You are viewing a plain text version of this content. The canonical link for it is here.
Posted to issues@phoenix.apache.org by "Swaroopa Kadam (JIRA)" <ji...@apache.org> on 2018/09/14 18:35:00 UTC

[jira] [Commented] (PHOENIX-4872) BulkLoad has bug when loading on single-cell-array-with-offsets table.
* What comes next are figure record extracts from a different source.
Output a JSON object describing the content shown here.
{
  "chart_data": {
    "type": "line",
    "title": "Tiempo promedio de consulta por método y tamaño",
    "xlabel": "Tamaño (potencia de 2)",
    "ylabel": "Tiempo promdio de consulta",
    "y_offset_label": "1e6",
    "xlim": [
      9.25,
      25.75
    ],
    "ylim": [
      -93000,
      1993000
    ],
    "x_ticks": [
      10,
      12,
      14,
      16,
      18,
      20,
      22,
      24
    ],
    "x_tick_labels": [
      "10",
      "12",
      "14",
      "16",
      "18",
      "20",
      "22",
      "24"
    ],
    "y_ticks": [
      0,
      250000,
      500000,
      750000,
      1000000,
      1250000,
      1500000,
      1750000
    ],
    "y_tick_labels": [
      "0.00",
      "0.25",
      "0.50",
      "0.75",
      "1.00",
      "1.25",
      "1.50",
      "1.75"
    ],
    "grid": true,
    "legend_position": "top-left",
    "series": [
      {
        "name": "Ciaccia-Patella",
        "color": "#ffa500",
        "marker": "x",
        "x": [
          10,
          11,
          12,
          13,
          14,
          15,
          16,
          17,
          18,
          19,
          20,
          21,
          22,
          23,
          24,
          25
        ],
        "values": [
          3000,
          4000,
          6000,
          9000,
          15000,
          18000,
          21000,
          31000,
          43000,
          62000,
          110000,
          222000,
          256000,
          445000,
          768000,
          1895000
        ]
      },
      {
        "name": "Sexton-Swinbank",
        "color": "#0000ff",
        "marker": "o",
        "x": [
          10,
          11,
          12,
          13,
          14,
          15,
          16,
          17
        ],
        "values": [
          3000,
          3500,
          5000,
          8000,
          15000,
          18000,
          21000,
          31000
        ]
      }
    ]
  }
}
    [ https://issues.apache.org/jira/browse/PHOENIX-4872?page=com.atlassian.jira.plugin.system.issuetabpanels:comment-tabpanel&focusedCommentId=16615215#comment-16615215 ] 

Swaroopa Kadam commented on PHOENIX-4872:
-----------------------------------------

I am using below test case to reproduce the issue.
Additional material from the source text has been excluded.